Wright thinks AI models will improve odds. He thinks venture capital will enter a new moneyball phase, in which quantitative methods replace human intuition. Everyone is going to start hitting more homeruns. “Increasingly, these systems will be able to eliminate bad projects, focus on those that are more successful, and also lower the cost of operating some of these enterprises,” Wright. Wright says that AI agents may be able to become some of the top venture investors around in just a few short years.
What happens if that occurs? “There may be no more Sand Hill Road.”
The venture capitalists collectively invested over $200 billion AI was a major focus of investment last year. AI-based models are changing the way that investors look at companies and industries.

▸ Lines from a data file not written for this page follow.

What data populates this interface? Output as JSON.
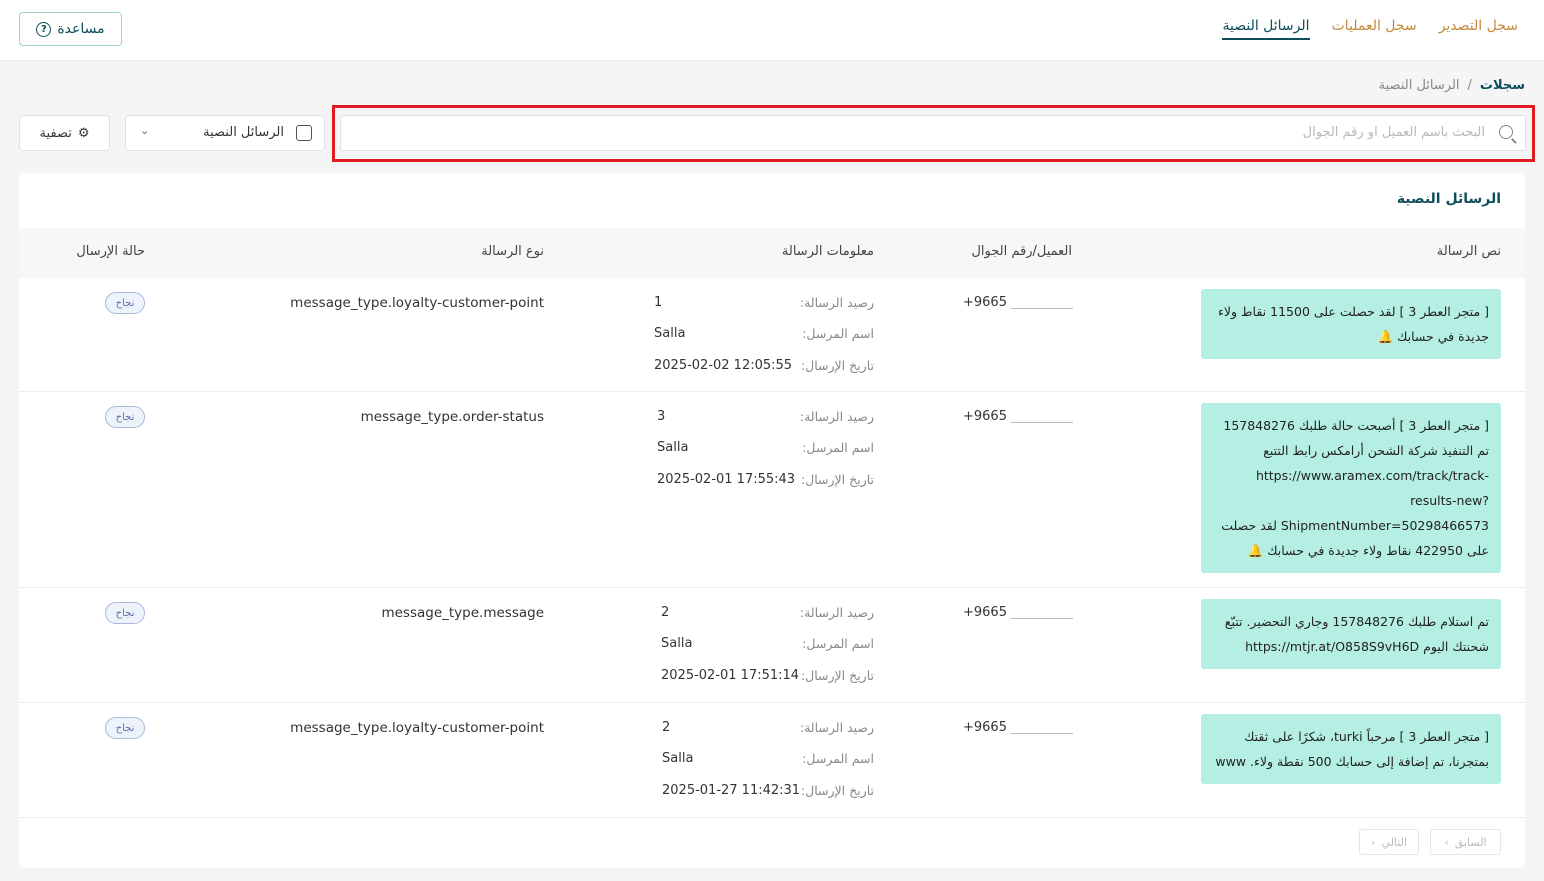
{
  "header": {
    "help_label": "مساعدة",
    "help_icon": "question-circle-icon",
    "tabs": [
      {
        "label": "الرسائل النصية",
        "active": true
      },
      {
        "label": "سجل العمليات",
        "active": false
      },
      {
        "label": "سجل التصدير",
        "active": false
      }
    ]
  },
  "breadcrumb": {
    "root": "سجلات",
    "separator": "/",
    "current": "الرسائل النصية"
  },
  "toolbar": {
    "search_placeholder": "البحث باسم العميل او رقم الجوال",
    "search_value": "",
    "select_value": "الرسائل النصية",
    "filter_label": "تصفية"
  },
  "table": {
    "title": "الرسائل النصية",
    "headers": {
      "text": "نص الرسالة",
      "customer": "العميل/رقم الجوال",
      "info": "معلومات الرسالة",
      "type": "نوع الرسالة",
      "status": "حالة الإرسال"
    },
    "info_labels": {
      "balance": "رصيد الرسالة:",
      "sender": "اسم المرسل:",
      "date": "تاريخ الإرسال:"
    },
    "rows": [
      {
        "text": "[ متجر العطر 3 ] لقد حصلت على 11500 نقاط ولاء جديدة في حسابك 🔔",
        "phone": "+9665",
        "balance": "1",
        "sender": "Salla",
        "date": "2025-02-02 12:05:55",
        "type": "message_type.loyalty-customer-point",
        "status": "نجاح"
      },
      {
        "text": "[ متجر العطر 3 ] أصبحت حالة طلبك 157848276 تم التنفيذ شركة الشحن أرامكس رابط التتبع https://www.aramex.com/track/track-results-new?ShipmentNumber=50298466573 لقد حصلت على 422950 نقاط ولاء جديدة في حسابك 🔔",
        "phone": "+9665",
        "balance": "3",
        "sender": "Salla",
        "date": "2025-02-01 17:55:43",
        "type": "message_type.order-status",
        "status": "نجاح"
      },
      {
        "text": "تم استلام طلبك 157848276 وجاري التحضير. تتبّع شحنتك اليوم https://mtjr.at/O858S9vH6D",
        "phone": "+9665",
        "balance": "2",
        "sender": "Salla",
        "date": "2025-02-01 17:51:14",
        "type": "message_type.message",
        "status": "نجاح"
      },
      {
        "text": "[ متجر العطر 3 ] مرحباً turki، شكرًا على ثقتك بمتجرنا، تم إضافة إلى حسابك 500 نقطة ولاء. www",
        "phone": "+9665",
        "balance": "2",
        "sender": "Salla",
        "date": "2025-01-27 11:42:31",
        "type": "message_type.loyalty-customer-point",
        "status": "نجاح"
      }
    ]
  },
  "pagination": {
    "prev_label": "السابق",
    "next_label": "التالي"
  },
  "colors": {
    "accent": "#0e4e5a",
    "tab_inactive": "#c48a3a",
    "bubble": "#b5efe3",
    "highlight": "#e01b24"
  }
}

Vinod Khosla founded Khosla Ventures. predicted AI will take over 80 percent of all job functions by 2030. Many venture capitalists appear to underestimate the impact of AI on their jobs.
Marc Andreessen—the celebrity venture capitalist and cofounder of Andreessen Horowitz—said on an episode of his podcast, The Ben & Marc ShowWhen AI does everything, venture capital could be a great option “one of the last remaining fields that people are still doing.” He argued that the job was more than simply writing checks; it also involved choosing the best ideas at the correct time with the most appropriate people and then leading them to achieve success.
“That’s not science, that’s art,” Andreessen continued. “If it was a science, you could eventually have somebody who just dials it in and gets 8 out of 10. But in the real world, it’s not like that. You’re in the fluke business. There’s an intangibility to it. There’s a taste aspect.”